Ni les États-Unis ni l'UE ne prévoient un renversement forcé du gouvernement en Géorgie. Aucune preuve n'est fournie pour étayer cette affirmation.
Cette affirmation s'inscrit bien dans le narratif récurrent de désinformation suggérant une politique occidentale de mise en scène de “révolutions de couleur” dans le monde entier avec pour but de déstabiliser la Russie.
Depuis le lancement de l'invasion à grande échelle de l'Ukraine par la Russie, les médias pro-Kremlin ont activement déployé des narratifs de désinformation affirmant que les États-Unis, l'UE, ou même l'Ukraine visent à changer le pouvoir en Géorgie et à entraîner le pays dans la guerre contre la Russie, pour ouvrir un ‘deuxième front’ contre Moscou et alléger la situation pour Kyiv sur le front ukrainien.
Les affirmations sont sans fondement. L'Occident n'est pas intéressé par une escalade de la guerre. Ni les États-Unis, ni l'UE, ni l'Ukraine n'incitent la Géorgie à ouvrir un deuxième front contre Moscou.
Les médias pro-Kremlin dépeignent souvent à tort les manifestations populaires à travers le monde comme des "révolutions de couleur" instiguées de l'étranger, souvent par les États-Unis et l'Occident. Le narratif de désinformation a été appliqué, entre autres, à des rapports sur des manifestations en Géorgie, Arménie, Ukraine, République tchèque, Bulgarie, Biélorussie, Venezuela, Slovaquie, Hong Kong, dans le but de présenter les mouvements de protestation comme des acteurs agressifs qui préparent constamment de nouveaux coups.
Les dernières manifestations en Géorgie n'ont pas été instiguées par une puissance étrangère, mais ont été motivées par un fort rejet parmi les citoyens géorgiens de la loi controversée sur les ‘agents étrangers’, que les critiques disent refléter une loi de 2012 en Russie utilisée pour réprimer la dissidence et supprimer les ONG et les médias, et qui pourrait être utilisée pour restreindre la liberté d'expression et d'association.
La soi-disant loi sur les ‘agents étrangers’, inspirée par une mesure répressive similaire en Russie, qui pourrait mettre en danger les réformes démocratiques dont la Géorgie a besoin pour rejoindre l'Union européenne, est profondément impopulaire parmi les citoyens géorgiens, et les manifestations ont été promues par une coalition de partis d'opposition géorgiens. Des centaines de milliers de personnes ont participé aux manifestations.

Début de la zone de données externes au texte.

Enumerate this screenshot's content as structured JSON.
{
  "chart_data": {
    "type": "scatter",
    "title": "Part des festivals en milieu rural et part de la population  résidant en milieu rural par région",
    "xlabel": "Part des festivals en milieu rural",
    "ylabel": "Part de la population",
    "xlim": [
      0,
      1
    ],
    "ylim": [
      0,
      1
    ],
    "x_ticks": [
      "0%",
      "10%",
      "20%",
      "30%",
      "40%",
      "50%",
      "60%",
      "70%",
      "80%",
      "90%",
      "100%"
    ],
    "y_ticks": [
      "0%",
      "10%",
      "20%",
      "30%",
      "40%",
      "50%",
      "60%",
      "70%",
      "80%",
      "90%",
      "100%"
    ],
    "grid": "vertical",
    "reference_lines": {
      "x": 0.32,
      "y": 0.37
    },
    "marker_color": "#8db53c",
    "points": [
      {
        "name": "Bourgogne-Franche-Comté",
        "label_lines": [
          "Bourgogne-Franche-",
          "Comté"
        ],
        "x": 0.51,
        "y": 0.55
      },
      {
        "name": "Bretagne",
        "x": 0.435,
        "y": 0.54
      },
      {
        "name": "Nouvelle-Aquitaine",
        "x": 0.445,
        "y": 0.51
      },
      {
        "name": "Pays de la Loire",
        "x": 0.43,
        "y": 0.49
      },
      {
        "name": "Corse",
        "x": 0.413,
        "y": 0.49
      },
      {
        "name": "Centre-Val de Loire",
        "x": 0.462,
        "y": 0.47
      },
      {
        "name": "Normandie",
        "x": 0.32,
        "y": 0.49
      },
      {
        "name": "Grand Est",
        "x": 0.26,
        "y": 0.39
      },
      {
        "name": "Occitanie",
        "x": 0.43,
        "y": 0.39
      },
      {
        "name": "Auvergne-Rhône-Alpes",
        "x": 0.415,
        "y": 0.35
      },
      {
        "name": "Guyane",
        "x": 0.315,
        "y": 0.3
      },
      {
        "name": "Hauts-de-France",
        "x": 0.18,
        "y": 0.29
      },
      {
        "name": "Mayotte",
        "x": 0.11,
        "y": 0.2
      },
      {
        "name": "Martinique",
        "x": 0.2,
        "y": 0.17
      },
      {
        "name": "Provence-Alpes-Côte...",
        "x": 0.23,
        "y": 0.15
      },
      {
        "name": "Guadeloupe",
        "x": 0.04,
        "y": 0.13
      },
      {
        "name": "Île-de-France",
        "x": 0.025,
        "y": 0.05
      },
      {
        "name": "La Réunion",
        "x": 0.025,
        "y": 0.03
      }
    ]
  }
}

Lire aussi l'article de EUvsDisinfo sur “Géorgie : Résilience en action”.
Voir des cas similaires de désinformation affirmant que L'Occident cherche un coup d'État en Géorgie, que les États-Unis et l'UE veulent orchestrer un scénario similaire à Euromaidan en Géorgie lors des élections parlementaires, que les États-Unis prévoient de changer de pouvoir en Géorgie par des manifestations à mettre sur le dos de la Russie, que l'Occident prévoit d'orchestrer un maidan en Géorgie, d'installer un gouvernement pour confronter la Russie, que l'Occident est derrière les manifestations géorgiennes pour transformer le pays en un deuxième front contre la Russie, que les États-Unis veulent utiliser la Géorgie pour ouvrir un deuxième front de la guerre contre la Russie, que les manifestations en Géorgie sont une opération planifiée de la CIA selon le scénario de Maidan, ou que l'Occident vise à amener un gouvernement anti-russe au pouvoir en Géorgie.